Como forma de tentar amenizar a situação, o governo federal, por meio da Câmara de Regulação do Mercado de Medicamentos (CMED), autorizou a suspensão do preço máximo para a aquisição de remédios em falta. Até agora, preços de nove substâncias já foram revistos, número que deverá saltar para pelo menos 20 até o fim de 2022.

O objetivo é tentar evitar o desabastecimento de antibióticos e analgésicos, por exemplo, no momento em que a indústria afirma que a alta dos custos de produção impulsionou os preços de comercialização a um patamar acima do teto estipulado. A suspensão tem validade até o fim de 2022.
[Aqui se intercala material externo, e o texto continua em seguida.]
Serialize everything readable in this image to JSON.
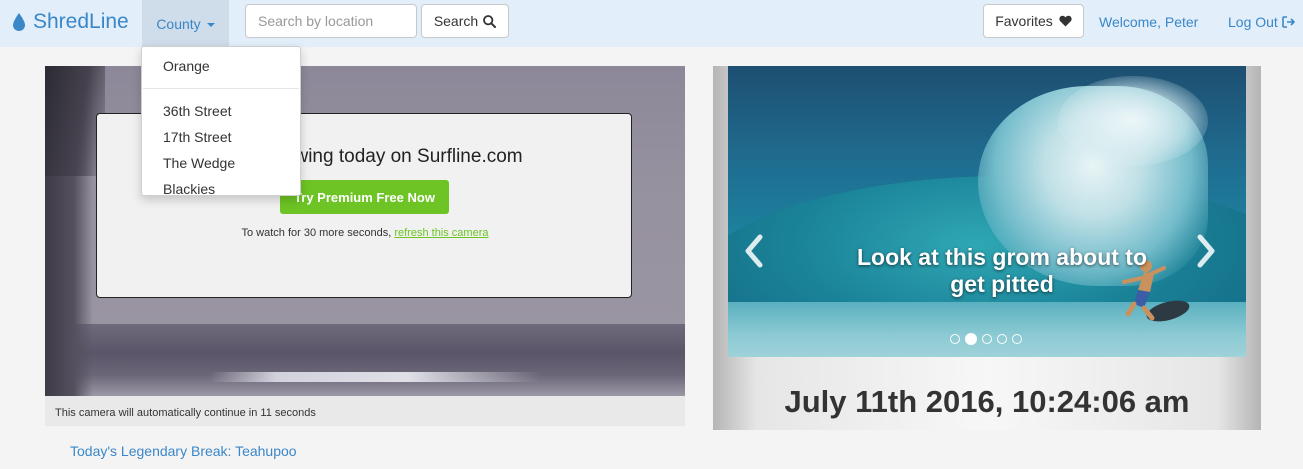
{
  "navbar": {
    "brand": "ShredLine",
    "county_label": "County",
    "search_placeholder": "Search by location",
    "search_label": "Search",
    "favorites_label": "Favorites",
    "welcome": "Welcome, Peter",
    "logout": "Log Out"
  },
  "dropdown": {
    "header": "Orange",
    "items": [
      "36th Street",
      "17th Street",
      "The Wedge",
      "Blackies"
    ]
  },
  "camera": {
    "promo_title": "Viewing today on Surfline.com",
    "promo_button": "Try Premium Free Now",
    "promo_note_prefix": "To watch for 30 more seconds, ",
    "promo_note_link": "refresh this camera",
    "footer": "This camera will automatically continue in 11 seconds"
  },
  "carousel": {
    "caption_line1": "Look at this grom about to",
    "caption_line2": "get pitted",
    "slide_count": 5,
    "active_index": 1
  },
  "clock": "July 11th 2016, 10:24:06 am",
  "legendary_break": "Today's Legendary Break: Teahupoo",
  "colors": {
    "navbar_bg": "#e2eefa",
    "link_blue": "#3a87c8",
    "promo_green": "#6dc424"
  },
  "icons": {
    "brand": "water-drop-icon",
    "search": "magnifier-icon",
    "favorites": "heart-icon",
    "logout": "sign-out-icon",
    "prev": "chevron-left-icon",
    "next": "chevron-right-icon"
  }
}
A preocupação com o cenário já fez inclusive a Frente Nacional de Prefeitos (FNP) e o Conselho Nacional de Secretarias Municipais de Saúde (Conasems) encaminhar ofícios ao Ministério da Saúde alertando para a situação. Eles citam falta de antibióticos, antitérmicos, xaropes, antigripais, entre outros.
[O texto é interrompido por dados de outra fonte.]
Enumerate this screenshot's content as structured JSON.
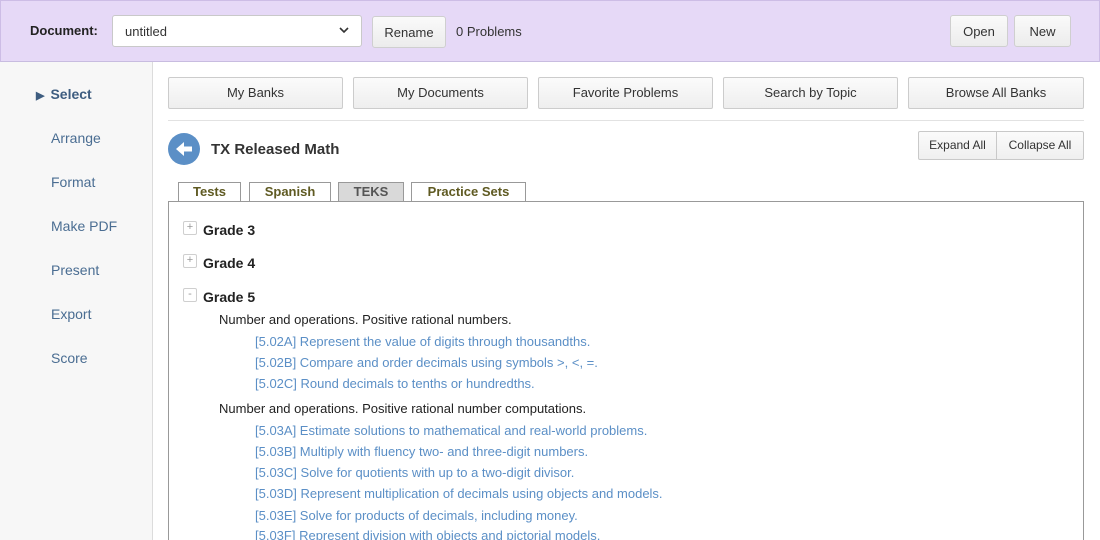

O levantamento mais recente da Confederação Nacional dos Municípios (CNM), divulgado na semana passada, mostra que 80,4% dos municípios têm sofrido com a falta de medicamentos. Amoxicilina lidera a lista e a dipirona vem em segundo lugar. A dipirona injetável e a prednisolona também se encontram entre os mais mencionados. A ausência dos medicamentos já dura entre 30 e 90 dias na metade dos casos. O problema se estende por mais de 90 dias em 20% das situações.
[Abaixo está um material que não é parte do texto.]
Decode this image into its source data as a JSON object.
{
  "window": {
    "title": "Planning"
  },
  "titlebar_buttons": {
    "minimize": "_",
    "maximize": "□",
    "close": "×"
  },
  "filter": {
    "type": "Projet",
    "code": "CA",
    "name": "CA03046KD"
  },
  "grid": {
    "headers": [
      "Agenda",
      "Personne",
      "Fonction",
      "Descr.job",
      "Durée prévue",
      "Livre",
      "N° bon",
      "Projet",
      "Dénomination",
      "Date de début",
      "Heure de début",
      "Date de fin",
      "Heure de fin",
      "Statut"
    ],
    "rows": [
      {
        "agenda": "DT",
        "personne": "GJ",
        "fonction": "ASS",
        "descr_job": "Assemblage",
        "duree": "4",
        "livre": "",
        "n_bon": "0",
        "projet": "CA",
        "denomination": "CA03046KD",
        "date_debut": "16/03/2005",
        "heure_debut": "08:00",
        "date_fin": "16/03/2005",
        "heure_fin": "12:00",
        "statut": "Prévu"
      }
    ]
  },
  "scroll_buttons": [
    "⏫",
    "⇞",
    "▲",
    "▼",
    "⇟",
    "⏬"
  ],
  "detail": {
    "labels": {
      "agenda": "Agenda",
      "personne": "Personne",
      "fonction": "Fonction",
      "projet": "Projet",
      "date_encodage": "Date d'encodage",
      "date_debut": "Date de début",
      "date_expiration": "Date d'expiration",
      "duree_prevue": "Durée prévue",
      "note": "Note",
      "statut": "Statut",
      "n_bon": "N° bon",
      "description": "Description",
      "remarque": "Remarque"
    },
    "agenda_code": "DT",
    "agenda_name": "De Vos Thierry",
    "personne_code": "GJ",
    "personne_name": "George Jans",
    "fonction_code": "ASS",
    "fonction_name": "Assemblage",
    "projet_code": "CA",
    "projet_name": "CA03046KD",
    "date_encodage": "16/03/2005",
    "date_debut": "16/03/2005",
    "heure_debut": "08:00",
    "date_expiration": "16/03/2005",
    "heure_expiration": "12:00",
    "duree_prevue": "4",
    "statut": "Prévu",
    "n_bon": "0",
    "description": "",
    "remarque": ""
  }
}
Sindicato diz há demanda atípica por remédios
Segundo o Sindicato da Indústria de Produtos Farmacêuticos (Sindusfarma), o expressivo e atípico aumento de demanda por determinados remédios, como antibióticos e analgésicos, no primeiro trimestre de 2022, desorganizou a cadeia de fornecimento. Com isso, varejo (farmácias e distribuidores) e hospitais públicos e privados sofrem as consequências.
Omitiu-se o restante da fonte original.